Multiple similar inserts using promise.all

Typically, my pages make use of custom providers I inject, the providers typically have a few helper functions. I am working on an app where I will insert a number of similar rows into a database, so I plan on using promise.all
Following the many examples, I create an array and then map it into a reference to the function I call which exists in a class instance named myprovider, such as

		// inject provider into ctor named myprovider
		// build array named myarray

		let maparray:any = Promise.all(myarray.map(this.myprovider.dosomething));
		maparray.then ... etc

Works fine ion simple testbeds, except when the app goes to this.myprovider.dosomething, all of the helper functions, class members, etc are undefined.
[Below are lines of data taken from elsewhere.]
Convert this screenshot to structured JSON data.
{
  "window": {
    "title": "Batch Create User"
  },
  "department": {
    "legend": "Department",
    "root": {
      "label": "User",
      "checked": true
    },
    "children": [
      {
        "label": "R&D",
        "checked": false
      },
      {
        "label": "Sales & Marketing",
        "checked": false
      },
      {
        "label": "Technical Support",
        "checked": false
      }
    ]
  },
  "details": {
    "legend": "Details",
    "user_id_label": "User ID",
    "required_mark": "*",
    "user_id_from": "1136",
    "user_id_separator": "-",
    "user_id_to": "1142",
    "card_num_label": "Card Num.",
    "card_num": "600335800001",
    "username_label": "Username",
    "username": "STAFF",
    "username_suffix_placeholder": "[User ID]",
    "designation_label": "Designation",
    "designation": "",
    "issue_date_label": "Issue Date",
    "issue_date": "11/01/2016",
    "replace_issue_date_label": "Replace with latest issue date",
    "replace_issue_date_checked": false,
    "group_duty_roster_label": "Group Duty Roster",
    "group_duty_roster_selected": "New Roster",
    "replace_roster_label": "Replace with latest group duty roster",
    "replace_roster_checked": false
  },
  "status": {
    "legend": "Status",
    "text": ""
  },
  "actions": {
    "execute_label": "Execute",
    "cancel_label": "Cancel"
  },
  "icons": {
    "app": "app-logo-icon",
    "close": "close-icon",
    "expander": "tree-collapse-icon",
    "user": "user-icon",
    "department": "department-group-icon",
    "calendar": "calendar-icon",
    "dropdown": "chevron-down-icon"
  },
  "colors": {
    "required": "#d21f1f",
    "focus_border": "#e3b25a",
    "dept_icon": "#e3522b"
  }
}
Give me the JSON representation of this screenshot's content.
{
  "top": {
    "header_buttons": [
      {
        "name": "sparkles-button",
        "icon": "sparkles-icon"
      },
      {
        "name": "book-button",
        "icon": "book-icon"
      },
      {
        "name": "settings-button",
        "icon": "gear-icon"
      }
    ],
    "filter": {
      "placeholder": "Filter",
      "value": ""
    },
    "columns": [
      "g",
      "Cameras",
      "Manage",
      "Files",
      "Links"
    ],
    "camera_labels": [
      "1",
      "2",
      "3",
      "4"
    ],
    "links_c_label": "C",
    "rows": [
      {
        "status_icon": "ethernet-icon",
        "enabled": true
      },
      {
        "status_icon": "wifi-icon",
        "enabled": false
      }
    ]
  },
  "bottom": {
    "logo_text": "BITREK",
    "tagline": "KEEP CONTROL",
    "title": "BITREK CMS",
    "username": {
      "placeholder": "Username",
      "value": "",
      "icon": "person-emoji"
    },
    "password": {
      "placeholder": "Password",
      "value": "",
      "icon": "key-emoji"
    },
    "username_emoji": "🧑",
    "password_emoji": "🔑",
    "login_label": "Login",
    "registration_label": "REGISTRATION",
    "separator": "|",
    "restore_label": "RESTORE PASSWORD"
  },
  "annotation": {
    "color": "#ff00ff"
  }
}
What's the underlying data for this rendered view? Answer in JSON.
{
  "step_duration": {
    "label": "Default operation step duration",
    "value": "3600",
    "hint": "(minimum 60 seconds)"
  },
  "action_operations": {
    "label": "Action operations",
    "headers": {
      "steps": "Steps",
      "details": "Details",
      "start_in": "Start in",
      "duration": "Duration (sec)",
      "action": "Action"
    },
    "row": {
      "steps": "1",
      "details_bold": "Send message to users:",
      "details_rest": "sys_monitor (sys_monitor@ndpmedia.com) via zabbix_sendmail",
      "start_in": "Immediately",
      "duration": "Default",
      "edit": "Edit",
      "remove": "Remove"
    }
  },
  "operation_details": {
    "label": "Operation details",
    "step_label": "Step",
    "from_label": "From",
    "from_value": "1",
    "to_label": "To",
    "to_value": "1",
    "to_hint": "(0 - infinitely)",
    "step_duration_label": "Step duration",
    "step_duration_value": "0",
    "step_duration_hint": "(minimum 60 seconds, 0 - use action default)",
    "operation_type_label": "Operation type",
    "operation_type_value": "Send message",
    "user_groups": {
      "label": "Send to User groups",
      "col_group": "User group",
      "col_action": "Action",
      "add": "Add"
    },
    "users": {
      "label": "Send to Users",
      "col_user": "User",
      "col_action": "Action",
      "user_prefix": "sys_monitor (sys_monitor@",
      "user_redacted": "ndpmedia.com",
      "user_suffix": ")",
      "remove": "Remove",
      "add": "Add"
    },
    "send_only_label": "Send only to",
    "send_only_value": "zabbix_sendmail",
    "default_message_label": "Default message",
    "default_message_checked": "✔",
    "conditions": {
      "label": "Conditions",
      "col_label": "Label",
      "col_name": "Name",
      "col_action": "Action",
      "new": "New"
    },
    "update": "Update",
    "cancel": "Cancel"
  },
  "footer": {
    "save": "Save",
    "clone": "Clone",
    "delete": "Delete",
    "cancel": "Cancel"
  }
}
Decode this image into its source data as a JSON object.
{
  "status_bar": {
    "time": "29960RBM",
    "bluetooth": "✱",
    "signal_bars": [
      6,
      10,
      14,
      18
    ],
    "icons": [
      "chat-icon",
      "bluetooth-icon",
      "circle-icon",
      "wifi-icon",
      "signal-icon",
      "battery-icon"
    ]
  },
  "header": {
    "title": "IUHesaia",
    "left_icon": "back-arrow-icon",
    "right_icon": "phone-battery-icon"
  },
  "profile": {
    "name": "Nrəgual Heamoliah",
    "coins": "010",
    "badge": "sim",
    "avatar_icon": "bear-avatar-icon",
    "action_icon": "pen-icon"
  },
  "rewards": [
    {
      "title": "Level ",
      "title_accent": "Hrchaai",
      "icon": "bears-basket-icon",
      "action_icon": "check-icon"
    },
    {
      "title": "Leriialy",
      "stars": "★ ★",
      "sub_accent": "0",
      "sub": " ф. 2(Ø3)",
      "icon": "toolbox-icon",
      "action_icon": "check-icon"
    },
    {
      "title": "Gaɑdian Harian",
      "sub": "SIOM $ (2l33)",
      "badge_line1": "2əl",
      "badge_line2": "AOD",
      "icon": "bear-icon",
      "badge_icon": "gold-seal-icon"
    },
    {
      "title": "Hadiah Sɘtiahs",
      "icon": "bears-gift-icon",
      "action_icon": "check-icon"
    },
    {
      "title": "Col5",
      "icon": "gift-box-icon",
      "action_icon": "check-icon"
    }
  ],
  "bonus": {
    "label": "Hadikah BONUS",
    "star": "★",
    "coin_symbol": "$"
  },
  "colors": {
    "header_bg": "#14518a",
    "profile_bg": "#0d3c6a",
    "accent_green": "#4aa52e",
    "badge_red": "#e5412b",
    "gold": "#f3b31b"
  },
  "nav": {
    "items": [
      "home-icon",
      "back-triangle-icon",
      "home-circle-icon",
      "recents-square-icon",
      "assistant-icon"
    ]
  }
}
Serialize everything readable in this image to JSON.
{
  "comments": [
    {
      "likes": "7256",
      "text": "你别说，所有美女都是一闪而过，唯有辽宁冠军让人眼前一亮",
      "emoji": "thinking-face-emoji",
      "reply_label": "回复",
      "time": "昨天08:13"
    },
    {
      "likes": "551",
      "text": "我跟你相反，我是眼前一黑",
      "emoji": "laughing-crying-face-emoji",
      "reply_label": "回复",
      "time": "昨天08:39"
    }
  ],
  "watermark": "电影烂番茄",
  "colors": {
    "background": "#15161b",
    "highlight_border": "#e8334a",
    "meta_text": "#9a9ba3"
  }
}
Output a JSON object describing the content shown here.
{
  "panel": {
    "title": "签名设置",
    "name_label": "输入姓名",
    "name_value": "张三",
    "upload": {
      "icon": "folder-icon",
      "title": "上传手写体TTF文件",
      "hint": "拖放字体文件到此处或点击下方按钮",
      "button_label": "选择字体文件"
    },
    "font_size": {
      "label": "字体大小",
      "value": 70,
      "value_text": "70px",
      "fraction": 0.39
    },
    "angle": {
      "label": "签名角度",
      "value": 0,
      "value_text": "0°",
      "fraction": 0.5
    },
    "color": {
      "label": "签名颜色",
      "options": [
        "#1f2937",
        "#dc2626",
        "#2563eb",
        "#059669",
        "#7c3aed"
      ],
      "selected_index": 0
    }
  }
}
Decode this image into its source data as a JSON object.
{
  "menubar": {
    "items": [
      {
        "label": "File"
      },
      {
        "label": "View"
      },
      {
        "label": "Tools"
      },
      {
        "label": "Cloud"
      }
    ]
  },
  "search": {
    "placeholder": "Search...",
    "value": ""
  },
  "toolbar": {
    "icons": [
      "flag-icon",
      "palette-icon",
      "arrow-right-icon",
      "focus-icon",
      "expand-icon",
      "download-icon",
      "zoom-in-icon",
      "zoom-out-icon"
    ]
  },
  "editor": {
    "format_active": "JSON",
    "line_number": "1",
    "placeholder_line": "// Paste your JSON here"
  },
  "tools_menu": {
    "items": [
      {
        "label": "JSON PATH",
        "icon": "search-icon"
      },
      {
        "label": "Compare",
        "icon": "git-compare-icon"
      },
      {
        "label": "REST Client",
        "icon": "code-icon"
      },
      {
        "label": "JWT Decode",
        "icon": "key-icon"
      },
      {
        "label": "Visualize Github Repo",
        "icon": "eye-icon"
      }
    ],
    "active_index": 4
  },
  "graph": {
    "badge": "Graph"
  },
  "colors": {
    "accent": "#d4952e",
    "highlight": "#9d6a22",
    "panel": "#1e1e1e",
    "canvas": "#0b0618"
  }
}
The ctor never fires.

Any good ideas on making members of a class in a referenced function visible?

try using another variable for “this”

let localThis = this;
let maparray:any = Promise.all(myarray.map(localThis.myprovider.dosomething));

I prefer to always use a closure in situations like this:

let maparray = Promise.all(myarray.map(thingy => this.myprovider.dosomething(thingy)));

Not only does it solve the execution context problem you are running into, I find it far easier to read, because thingy is explicitly written out (giving you a chance to give it a more descriptive name than “thingy”). I always want my functions to be given arguments; I dislike using them as mere barewords.

Incidentally, I would refactor this to have all the Promise stuff happen within the provider. Presumably the pseudocode you write here is intended to go in a page. I don’t think pages should be concerning themselves with such minutia of data management: that should be strictly the providers` job.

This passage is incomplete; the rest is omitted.